In the fourth quarter, Vertiv’s revenue rose 22.7% year over year to $2.88 billion, while adjusted diluted earnings per share (EPS) grew 37% year over year to $1.36.

Management is guiding fiscal 2026 revenue of $13.5 billion at the midpoint, implying 28% year-over-year organic growth. The company also expects fiscal 2026 adjusted diluted EPS of $6.02 at midpoint, implying 43% year-over-year growth.

Vertiv is focusing on expanding its production capacity and advancing its technology to convert backlog into revenue. The company is expanding factories and bringing new locations online, while also scaling its supplier network. Vertiv expects to invest 3% to 4% of its sales as capex in fiscal 2026 to support its growth plans.

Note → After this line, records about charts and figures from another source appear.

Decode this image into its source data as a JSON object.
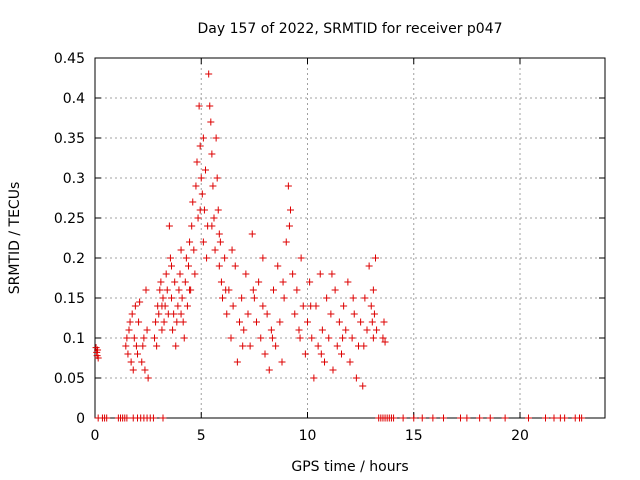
{
  "chart_data": {
    "type": "scatter",
    "title": "Day 157 of 2022, SRMTID for receiver p047",
    "xlabel": "GPS time / hours",
    "ylabel": "SRMTID / TECUs",
    "xlim": [
      0,
      24
    ],
    "ylim": [
      0,
      0.45
    ],
    "xticks": [
      0,
      5,
      10,
      15,
      20
    ],
    "xtick_labels": [
      "0",
      "5",
      "10",
      "15",
      "20"
    ],
    "yticks": [
      0,
      0.05,
      0.1,
      0.15,
      0.2,
      0.25,
      0.3,
      0.35,
      0.4,
      0.45
    ],
    "ytick_labels": [
      "0",
      "0.05",
      "0.1",
      "0.15",
      "0.2",
      "0.25",
      "0.3",
      "0.35",
      "0.4",
      "0.45"
    ],
    "grid": true,
    "marker": "+",
    "color": "#dd0000",
    "series": [
      {
        "name": "SRMTID",
        "points": [
          [
            0.05,
            0.088
          ],
          [
            0.08,
            0.082
          ],
          [
            0.1,
            0.078
          ],
          [
            0.12,
            0.085
          ],
          [
            0.15,
            0.075
          ],
          [
            1.45,
            0.09
          ],
          [
            1.5,
            0.1
          ],
          [
            1.55,
            0.08
          ],
          [
            1.6,
            0.11
          ],
          [
            1.65,
            0.12
          ],
          [
            1.7,
            0.07
          ],
          [
            1.75,
            0.13
          ],
          [
            1.8,
            0.06
          ],
          [
            1.85,
            0.1
          ],
          [
            1.9,
            0.14
          ],
          [
            1.95,
            0.09
          ],
          [
            2.0,
            0.08
          ],
          [
            2.05,
            0.12
          ],
          [
            2.1,
            0.145
          ],
          [
            2.2,
            0.07
          ],
          [
            2.25,
            0.09
          ],
          [
            2.3,
            0.1
          ],
          [
            2.35,
            0.06
          ],
          [
            2.4,
            0.16
          ],
          [
            2.45,
            0.11
          ],
          [
            2.5,
            0.05
          ],
          [
            2.8,
            0.1
          ],
          [
            2.85,
            0.12
          ],
          [
            2.9,
            0.09
          ],
          [
            2.95,
            0.14
          ],
          [
            3.0,
            0.13
          ],
          [
            3.05,
            0.16
          ],
          [
            3.1,
            0.17
          ],
          [
            3.15,
            0.11
          ],
          [
            3.2,
            0.15
          ],
          [
            3.25,
            0.12
          ],
          [
            3.3,
            0.14
          ],
          [
            3.35,
            0.18
          ],
          [
            3.4,
            0.16
          ],
          [
            3.45,
            0.13
          ],
          [
            3.5,
            0.24
          ],
          [
            3.55,
            0.2
          ],
          [
            3.6,
            0.15
          ],
          [
            3.65,
            0.11
          ],
          [
            3.7,
            0.13
          ],
          [
            3.75,
            0.17
          ],
          [
            3.8,
            0.09
          ],
          [
            3.85,
            0.12
          ],
          [
            3.9,
            0.14
          ],
          [
            3.95,
            0.16
          ],
          [
            4.0,
            0.18
          ],
          [
            4.05,
            0.13
          ],
          [
            4.1,
            0.15
          ],
          [
            4.15,
            0.12
          ],
          [
            4.2,
            0.1
          ],
          [
            4.25,
            0.17
          ],
          [
            4.3,
            0.2
          ],
          [
            4.35,
            0.14
          ],
          [
            4.4,
            0.19
          ],
          [
            4.45,
            0.22
          ],
          [
            4.5,
            0.16
          ],
          [
            4.55,
            0.24
          ],
          [
            4.6,
            0.27
          ],
          [
            4.65,
            0.21
          ],
          [
            4.7,
            0.18
          ],
          [
            4.75,
            0.29
          ],
          [
            4.8,
            0.32
          ],
          [
            4.85,
            0.25
          ],
          [
            4.9,
            0.39
          ],
          [
            4.95,
            0.34
          ],
          [
            5.0,
            0.3
          ],
          [
            5.05,
            0.28
          ],
          [
            5.1,
            0.22
          ],
          [
            5.15,
            0.26
          ],
          [
            5.2,
            0.31
          ],
          [
            5.25,
            0.2
          ],
          [
            5.3,
            0.24
          ],
          [
            5.35,
            0.43
          ],
          [
            5.4,
            0.39
          ],
          [
            5.45,
            0.37
          ],
          [
            5.5,
            0.33
          ],
          [
            5.55,
            0.29
          ],
          [
            5.6,
            0.25
          ],
          [
            5.65,
            0.21
          ],
          [
            5.7,
            0.35
          ],
          [
            5.75,
            0.3
          ],
          [
            5.8,
            0.26
          ],
          [
            5.85,
            0.19
          ],
          [
            5.9,
            0.22
          ],
          [
            5.95,
            0.17
          ],
          [
            6.0,
            0.15
          ],
          [
            6.1,
            0.2
          ],
          [
            6.2,
            0.13
          ],
          [
            6.3,
            0.16
          ],
          [
            6.4,
            0.1
          ],
          [
            6.5,
            0.14
          ],
          [
            6.6,
            0.19
          ],
          [
            6.7,
            0.07
          ],
          [
            6.8,
            0.12
          ],
          [
            6.9,
            0.15
          ],
          [
            7.0,
            0.11
          ],
          [
            7.1,
            0.18
          ],
          [
            7.2,
            0.13
          ],
          [
            7.3,
            0.09
          ],
          [
            7.4,
            0.23
          ],
          [
            7.5,
            0.15
          ],
          [
            7.6,
            0.12
          ],
          [
            7.7,
            0.17
          ],
          [
            7.8,
            0.1
          ],
          [
            7.9,
            0.14
          ],
          [
            8.0,
            0.08
          ],
          [
            8.1,
            0.13
          ],
          [
            8.2,
            0.06
          ],
          [
            8.3,
            0.11
          ],
          [
            8.4,
            0.16
          ],
          [
            8.5,
            0.09
          ],
          [
            8.6,
            0.19
          ],
          [
            8.7,
            0.12
          ],
          [
            8.8,
            0.07
          ],
          [
            8.9,
            0.15
          ],
          [
            9.0,
            0.22
          ],
          [
            9.1,
            0.29
          ],
          [
            9.2,
            0.26
          ],
          [
            9.3,
            0.18
          ],
          [
            9.4,
            0.13
          ],
          [
            9.5,
            0.16
          ],
          [
            9.6,
            0.11
          ],
          [
            9.7,
            0.2
          ],
          [
            9.8,
            0.14
          ],
          [
            9.9,
            0.08
          ],
          [
            10.0,
            0.12
          ],
          [
            10.1,
            0.17
          ],
          [
            10.2,
            0.1
          ],
          [
            10.3,
            0.05
          ],
          [
            10.4,
            0.14
          ],
          [
            10.5,
            0.09
          ],
          [
            10.6,
            0.18
          ],
          [
            10.7,
            0.11
          ],
          [
            10.8,
            0.07
          ],
          [
            10.9,
            0.15
          ],
          [
            11.0,
            0.1
          ],
          [
            11.1,
            0.13
          ],
          [
            11.2,
            0.06
          ],
          [
            11.3,
            0.16
          ],
          [
            11.4,
            0.09
          ],
          [
            11.5,
            0.12
          ],
          [
            11.6,
            0.08
          ],
          [
            11.7,
            0.14
          ],
          [
            11.8,
            0.11
          ],
          [
            11.9,
            0.17
          ],
          [
            12.0,
            0.07
          ],
          [
            12.1,
            0.1
          ],
          [
            12.2,
            0.13
          ],
          [
            12.3,
            0.05
          ],
          [
            12.4,
            0.09
          ],
          [
            12.5,
            0.12
          ],
          [
            12.6,
            0.04
          ],
          [
            12.7,
            0.15
          ],
          [
            12.8,
            0.11
          ],
          [
            12.9,
            0.19
          ],
          [
            13.0,
            0.14
          ],
          [
            13.05,
            0.12
          ],
          [
            13.1,
            0.16
          ],
          [
            13.15,
            0.13
          ],
          [
            13.2,
            0.2
          ],
          [
            13.25,
            0.11
          ],
          [
            13.55,
            0.1
          ],
          [
            13.6,
            0.12
          ],
          [
            13.65,
            0.095
          ],
          [
            3.15,
            0.14
          ],
          [
            3.6,
            0.19
          ],
          [
            4.05,
            0.21
          ],
          [
            4.45,
            0.16
          ],
          [
            4.95,
            0.26
          ],
          [
            5.1,
            0.35
          ],
          [
            5.5,
            0.24
          ],
          [
            5.85,
            0.23
          ],
          [
            6.15,
            0.16
          ],
          [
            6.45,
            0.21
          ],
          [
            6.95,
            0.09
          ],
          [
            7.45,
            0.16
          ],
          [
            7.9,
            0.2
          ],
          [
            8.35,
            0.1
          ],
          [
            8.85,
            0.17
          ],
          [
            9.15,
            0.24
          ],
          [
            9.65,
            0.1
          ],
          [
            10.15,
            0.14
          ],
          [
            10.65,
            0.08
          ],
          [
            11.15,
            0.18
          ],
          [
            11.65,
            0.1
          ],
          [
            12.15,
            0.15
          ],
          [
            12.65,
            0.09
          ],
          [
            13.1,
            0.1
          ],
          [
            0.15,
            0
          ],
          [
            0.35,
            0
          ],
          [
            0.45,
            0
          ],
          [
            0.55,
            0
          ],
          [
            1.1,
            0
          ],
          [
            1.2,
            0
          ],
          [
            1.3,
            0
          ],
          [
            1.4,
            0
          ],
          [
            1.5,
            0
          ],
          [
            1.8,
            0
          ],
          [
            2.0,
            0
          ],
          [
            2.15,
            0
          ],
          [
            2.3,
            0
          ],
          [
            2.45,
            0
          ],
          [
            2.6,
            0
          ],
          [
            2.75,
            0
          ],
          [
            3.2,
            0
          ],
          [
            13.35,
            0
          ],
          [
            13.45,
            0
          ],
          [
            13.55,
            0
          ],
          [
            13.65,
            0
          ],
          [
            13.75,
            0
          ],
          [
            13.85,
            0
          ],
          [
            13.95,
            0
          ],
          [
            14.05,
            0
          ],
          [
            14.5,
            0
          ],
          [
            15.0,
            0
          ],
          [
            15.4,
            0
          ],
          [
            15.9,
            0
          ],
          [
            16.4,
            0
          ],
          [
            17.2,
            0
          ],
          [
            17.5,
            0
          ],
          [
            18.1,
            0
          ],
          [
            18.6,
            0
          ],
          [
            19.3,
            0
          ],
          [
            20.4,
            0
          ],
          [
            21.2,
            0
          ],
          [
            21.6,
            0
          ],
          [
            21.9,
            0
          ],
          [
            22.1,
            0
          ],
          [
            22.6,
            0
          ],
          [
            22.8,
            0
          ],
          [
            22.9,
            0
          ]
        ]
      }
    ]
  }
}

Management has cautioned that quarterly orders can be lumpy. While the company secured around $8 billion of orders in the fourth quarter, this should not be treated as the normal run rate or the level of orders the company expects to receive every quarter. However, the company has been seeing customer interest despite impressive fourth-quarter order intake. This suggests that the backlog is not simply made up of demand pulled forward from future periods.

Complexity favors Vertiv

With AI data centers becoming increasingly complex and power-intensive, demand for tightly integrated electrical, cooling, and information technology infrastructure is also rising. Liquid cooling solutions are now a part of most AI-related customer engagements. Vertiv can also help customers address challenges such as power grid constraints, securing regulatory approvals before building new data centers, and power availability issues through its system-level infrastructure approach.

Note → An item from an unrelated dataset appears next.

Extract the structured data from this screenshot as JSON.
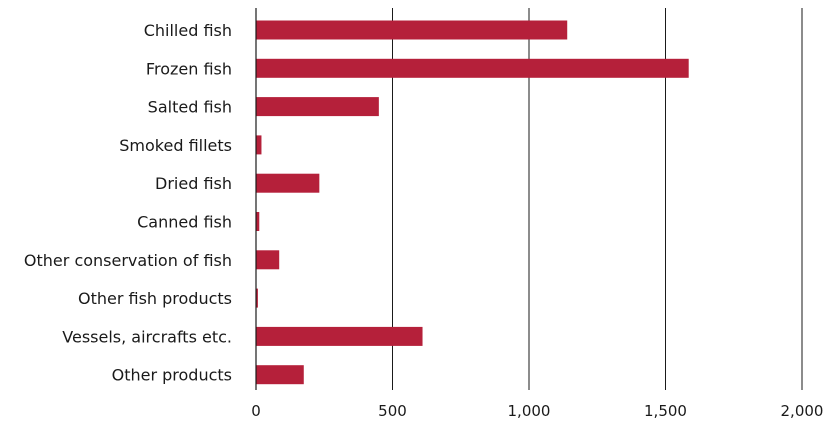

Vertiv’s service business is also gaining traction. Lifecycle services orders, which include installation, maintenance, and operational support for data centers over their operating life, grew more than 25% year over year in the fourth quarter. The company currently has around 5,000 field people supporting these services. The services business is a critical competitive advantage and a growing source of recurring revenue.

Valuation

Vertiv is trading at over 31 times forward earnings, which is relatively high compared to the S&P 500 index’s forward price-to-earnings ratio of 22 times.

However, analysts still expect strong growth for Vertiv in fiscal 2026. Consensus average revenue estimate for fiscal 2026 is $13.68 billion, implying a year-over-year growth of 33.7%, while consensus average GAAP earnings per share (EPS) is estimated to be $6.13, up 46% year over year.

Considering the company’s impressive backlog, robust financial momentum, and rapidly expanding AI data center infrastructure market, Vertiv may even surpass these consensus expectations in fiscal 2026. As a result, the stock could still prove to be a smart pick even at the current elevated valuation levels.